Leliana makes a brief appearance in the 2015 comic book miniseries Dragon Age: Magekiller. She assigns Dorian Pavus and the Bull's Chargers on a mission to help the main characters of Magekiler, Marius and Tessa Forsythia, defeat the Venatori. She greets them upon their return to Caer Bronach, an old Ferelden military outpost in the Crestwood area.

==Critical reception==
Leliana is described by GamesRadar as a popular and well received companion character. Kimberley Wallace described her as a wild card and her return in the then-upcoming Inquisition to be most exciting, as her motivations and true loyalties are shrouded in an aura of mystery. In an article written in commemoration of International Women’s Day 2020, Jamie Sharp from Power Up Gaming praised Leliana for representing the virtue of strength and persistence, who has been through a lot of opposition and struggles in her life and yet retains her semblance of self and eventually becomes "the person she wants to be". On the other hand, Charles Onyett from IGN took the view that Leliana was hardly the most compelling character from the Dragon Age universe.
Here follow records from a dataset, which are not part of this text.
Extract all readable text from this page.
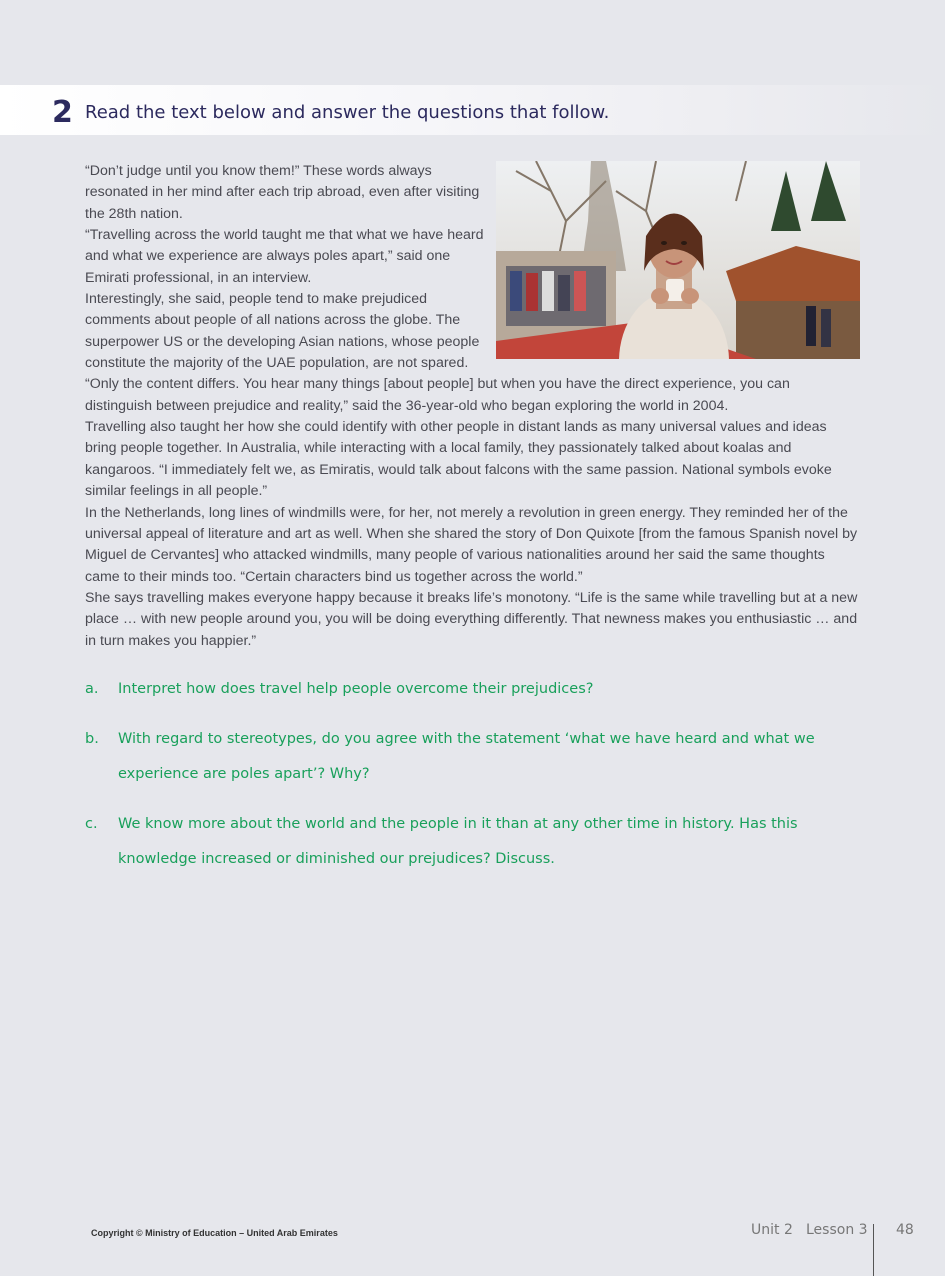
2 Read the text below and answer the questions that follow.

“Don’t judge until you know them!” These words always resonated in her mind after each trip abroad, even after visiting the 28th nation.

“Travelling across the world taught me that what we have heard and what we experience are always poles apart,” said one Emirati professional, in an interview.

Interestingly, she said, people tend to make prejudiced comments about people of all nations across the globe. The superpower US or the developing Asian nations, whose people constitute the majority of the UAE population, are not spared.

“Only the content differs. You hear many things [about people] but when you have the direct experience, you can distinguish between prejudice and reality,” said the 36-year-old who began exploring the world in 2004.

Travelling also taught her how she could identify with other people in distant lands as many universal values and ideas bring people together. In Australia, while interacting with a local family, they passionately talked about koalas and kangaroos. “I immediately felt we, as Emiratis, would talk about falcons with the same passion. National symbols evoke similar feelings in all people.”

In the Netherlands, long lines of windmills were, for her, not merely a revolution in green energy. They reminded her of the universal appeal of literature and art as well. When she shared the story of Don Quixote [from the famous Spanish novel by Miguel de Cervantes] who attacked windmills, many people of various nationalities around her said the same thoughts came to their minds too. “Certain characters bind us together across the world.”

She says travelling makes everyone happy because it breaks life’s monotony. “Life is the same while travelling but at a new place … with new people around you, you will be doing everything differently. That newness makes you enthusiastic … and in turn makes you happier.”

a. Interpret how does travel help people overcome their prejudices?
b. With regard to stereotypes, do you agree with the statement ‘what we have heard and what we experience are poles apart’? Why?
c. We know more about the world and the people in it than at any other time in history. Has this knowledge increased or diminished our prejudices? Discuss.
Copyright © Ministry of Education – United Arab Emirates	Unit 2 Lesson 3 48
Hayley Williams from Kotaku did not find her change in personality from Origins to Inquisition convincing and called her accent "terrible".
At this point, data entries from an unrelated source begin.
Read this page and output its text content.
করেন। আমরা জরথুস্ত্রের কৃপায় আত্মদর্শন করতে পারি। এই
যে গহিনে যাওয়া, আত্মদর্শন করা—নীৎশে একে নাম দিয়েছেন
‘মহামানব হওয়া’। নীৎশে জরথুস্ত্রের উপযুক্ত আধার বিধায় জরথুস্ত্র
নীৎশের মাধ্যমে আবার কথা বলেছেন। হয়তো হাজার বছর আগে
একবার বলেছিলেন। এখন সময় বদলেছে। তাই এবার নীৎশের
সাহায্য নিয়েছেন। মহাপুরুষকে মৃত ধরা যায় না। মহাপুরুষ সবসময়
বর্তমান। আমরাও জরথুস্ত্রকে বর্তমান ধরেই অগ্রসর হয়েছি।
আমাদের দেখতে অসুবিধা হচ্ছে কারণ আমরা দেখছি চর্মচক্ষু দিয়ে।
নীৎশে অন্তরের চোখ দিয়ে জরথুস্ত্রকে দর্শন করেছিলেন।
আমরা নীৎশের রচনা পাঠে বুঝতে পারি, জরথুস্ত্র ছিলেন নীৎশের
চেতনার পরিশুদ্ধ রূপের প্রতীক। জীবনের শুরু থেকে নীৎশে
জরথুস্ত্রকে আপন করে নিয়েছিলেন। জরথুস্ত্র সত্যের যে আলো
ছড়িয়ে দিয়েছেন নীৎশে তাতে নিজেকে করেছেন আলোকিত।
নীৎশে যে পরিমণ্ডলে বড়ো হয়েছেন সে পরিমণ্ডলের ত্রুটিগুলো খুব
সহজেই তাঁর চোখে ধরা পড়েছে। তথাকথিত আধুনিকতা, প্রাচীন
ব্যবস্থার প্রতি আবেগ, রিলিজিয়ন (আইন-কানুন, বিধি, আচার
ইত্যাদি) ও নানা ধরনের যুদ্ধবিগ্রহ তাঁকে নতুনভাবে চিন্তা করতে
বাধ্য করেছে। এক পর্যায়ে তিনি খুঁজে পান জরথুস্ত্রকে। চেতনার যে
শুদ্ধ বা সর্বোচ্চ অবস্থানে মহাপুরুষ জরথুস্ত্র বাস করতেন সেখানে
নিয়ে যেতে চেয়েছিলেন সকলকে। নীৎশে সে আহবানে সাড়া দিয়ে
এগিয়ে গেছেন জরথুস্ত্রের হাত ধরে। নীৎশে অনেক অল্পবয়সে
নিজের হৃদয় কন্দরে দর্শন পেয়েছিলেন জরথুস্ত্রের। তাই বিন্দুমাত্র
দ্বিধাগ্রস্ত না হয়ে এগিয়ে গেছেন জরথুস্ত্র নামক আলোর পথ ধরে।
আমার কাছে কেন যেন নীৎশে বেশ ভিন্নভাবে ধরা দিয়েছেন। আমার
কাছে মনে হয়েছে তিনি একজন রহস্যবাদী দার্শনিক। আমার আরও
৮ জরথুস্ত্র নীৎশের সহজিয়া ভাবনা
The presentation of Leliana's romance arc in Origins has been of some interest to commentators. In her essay published by the 2015 book Game Love: Essays on Play and Affection, Annika Waern discussed Leliana along with the other romanceable characters of Origins within the context of the "bleed" concept, an emotional transfer between the player-controlled character and a non-player character; during the course of her research where she examined player feedback to the romance options, Waern found that Leliana is written to fall in love and maintains her feelings for the player character throughout Origins with equal ease in comparison to the other characters. Nathan Grayson from Kotaku was drawn to the game's even-handedness on religion as a subject, and to Leliana as a romance option since he could relate to her on the topics of "faith, the nature of it, and how much good it had done for her". The potential same sex relationship between her and the player character is noted for its stability, revolves around love as opposed to sex, and does not lead to a tragic end unless the player sacrifices their player character at the game's ending. Corin Bae from TheGamer credits her experience of replaying Origins in 2017 and interacting with Leliana for aiding her to come to terms with her traumatic personal experiences. She believes that the greatest thing she took away from experiencing Leliana's story, is "the willingness to let myself want".

For her work as Leliana in Inquisition, Corinne Kempa was nominated for the Supporting Performance In A Drama award for the National Academy of Video Game Trade Reviewers' 14th annual awards program honoring video game art, technology, and production in 2015.